Abstract

Identifying genes that are capable of inducing tumorigenesis has been a major challenge in cancer research. In many cases, such genes frequently show somatic mutations in tumor samples; thus various computational methods for predicting cancer genes have been developed based on "significantly mutated genes." However, this approach is intrinsically limited by the fact that there are many cancer genes infrequently mutated in cancer genomes. Therefore, we recently developed MUFFINN (Mutations For Functional Impact on Network Neighbors), a method for cancer gene prediction based not only on mutation occurrences in each gene but also those of neighbors in functional networks. This enables the identification of cancer genes with infrequent mutation occurrence. We demonstrated that MUFFINN could retrieve known cancer genes more efficiently than gene-based methods and predicted cancer genes with low mutation occurrences in tumor samples. Users can freely access a web server ( http://www.inetbio.org/muffinn ) and run predictions with either public or private data of cancer somatic mutations.

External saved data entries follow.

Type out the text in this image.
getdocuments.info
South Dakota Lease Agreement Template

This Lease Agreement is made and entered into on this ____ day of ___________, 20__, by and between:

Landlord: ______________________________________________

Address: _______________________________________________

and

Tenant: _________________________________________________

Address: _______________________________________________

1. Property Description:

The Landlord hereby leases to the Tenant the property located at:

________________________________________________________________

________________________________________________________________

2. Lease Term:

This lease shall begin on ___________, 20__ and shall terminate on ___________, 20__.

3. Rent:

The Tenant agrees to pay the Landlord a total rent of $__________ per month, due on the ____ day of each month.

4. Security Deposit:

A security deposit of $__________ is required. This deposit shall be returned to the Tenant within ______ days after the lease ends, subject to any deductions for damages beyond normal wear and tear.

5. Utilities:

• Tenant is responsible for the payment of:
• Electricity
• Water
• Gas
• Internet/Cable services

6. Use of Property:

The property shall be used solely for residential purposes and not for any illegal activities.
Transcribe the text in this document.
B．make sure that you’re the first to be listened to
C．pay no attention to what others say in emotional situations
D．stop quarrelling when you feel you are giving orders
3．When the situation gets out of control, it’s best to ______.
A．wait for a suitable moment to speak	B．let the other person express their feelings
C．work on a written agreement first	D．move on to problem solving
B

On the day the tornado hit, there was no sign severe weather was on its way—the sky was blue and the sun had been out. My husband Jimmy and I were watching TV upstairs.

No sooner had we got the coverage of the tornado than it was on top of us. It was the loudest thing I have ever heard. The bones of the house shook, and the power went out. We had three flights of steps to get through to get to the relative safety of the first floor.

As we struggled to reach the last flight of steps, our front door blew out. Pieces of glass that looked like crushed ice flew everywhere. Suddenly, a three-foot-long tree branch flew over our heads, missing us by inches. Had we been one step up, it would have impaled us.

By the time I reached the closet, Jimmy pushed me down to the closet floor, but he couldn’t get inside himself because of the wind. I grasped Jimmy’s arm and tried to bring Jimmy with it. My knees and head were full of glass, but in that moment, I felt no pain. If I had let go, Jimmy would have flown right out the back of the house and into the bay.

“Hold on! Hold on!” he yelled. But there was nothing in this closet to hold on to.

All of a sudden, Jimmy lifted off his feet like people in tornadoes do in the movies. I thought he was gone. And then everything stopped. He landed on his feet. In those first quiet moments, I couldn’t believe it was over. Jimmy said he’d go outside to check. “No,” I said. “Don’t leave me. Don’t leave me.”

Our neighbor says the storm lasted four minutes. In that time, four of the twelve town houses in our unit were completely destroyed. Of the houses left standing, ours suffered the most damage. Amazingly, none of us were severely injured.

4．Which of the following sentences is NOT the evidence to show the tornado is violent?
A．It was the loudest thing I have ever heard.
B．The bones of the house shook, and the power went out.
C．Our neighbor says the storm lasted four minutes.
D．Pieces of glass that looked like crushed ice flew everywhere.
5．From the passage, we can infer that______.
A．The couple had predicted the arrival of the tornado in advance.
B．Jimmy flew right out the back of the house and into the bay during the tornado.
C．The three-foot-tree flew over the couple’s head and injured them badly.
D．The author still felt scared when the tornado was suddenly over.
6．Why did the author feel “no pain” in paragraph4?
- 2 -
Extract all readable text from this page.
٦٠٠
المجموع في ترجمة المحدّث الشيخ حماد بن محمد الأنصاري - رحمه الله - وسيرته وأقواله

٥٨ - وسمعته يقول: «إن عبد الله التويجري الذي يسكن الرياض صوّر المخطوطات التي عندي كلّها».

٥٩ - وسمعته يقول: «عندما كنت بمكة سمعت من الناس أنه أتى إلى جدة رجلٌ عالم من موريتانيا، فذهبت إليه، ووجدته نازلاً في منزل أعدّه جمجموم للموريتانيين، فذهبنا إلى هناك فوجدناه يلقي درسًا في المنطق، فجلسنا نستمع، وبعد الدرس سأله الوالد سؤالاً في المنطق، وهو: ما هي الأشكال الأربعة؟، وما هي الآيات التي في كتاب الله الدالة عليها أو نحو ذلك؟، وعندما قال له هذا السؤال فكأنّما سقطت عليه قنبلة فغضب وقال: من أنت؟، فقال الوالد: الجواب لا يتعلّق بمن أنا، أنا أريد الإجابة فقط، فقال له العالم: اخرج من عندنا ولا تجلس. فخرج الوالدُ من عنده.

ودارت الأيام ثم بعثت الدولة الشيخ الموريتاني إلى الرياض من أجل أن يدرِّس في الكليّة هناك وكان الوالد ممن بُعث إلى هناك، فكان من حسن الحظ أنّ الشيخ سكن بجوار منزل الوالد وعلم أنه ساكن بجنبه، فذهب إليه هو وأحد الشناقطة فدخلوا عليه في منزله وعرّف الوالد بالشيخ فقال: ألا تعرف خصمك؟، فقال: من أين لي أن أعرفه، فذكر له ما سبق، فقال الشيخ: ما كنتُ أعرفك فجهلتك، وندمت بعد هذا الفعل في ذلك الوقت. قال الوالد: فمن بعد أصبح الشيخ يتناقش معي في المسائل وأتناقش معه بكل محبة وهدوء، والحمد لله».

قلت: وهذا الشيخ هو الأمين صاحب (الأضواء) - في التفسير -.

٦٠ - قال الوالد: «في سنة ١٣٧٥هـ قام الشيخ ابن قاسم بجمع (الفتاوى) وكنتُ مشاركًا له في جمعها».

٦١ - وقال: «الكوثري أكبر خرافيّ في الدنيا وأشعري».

For given information of mutation occurrence profiles, the MUFFINN server returns lists of candidate cancer genes by four distinct predictions with different combinations between gene networks and scoring algorithms. Stand-alone software is also available, which allows MUFFINN to be run on local machines with a custom gene network. Here, we present an overall guideline for using the MUFFINN web server and stand-alone software for the discovery of novel cancer genes.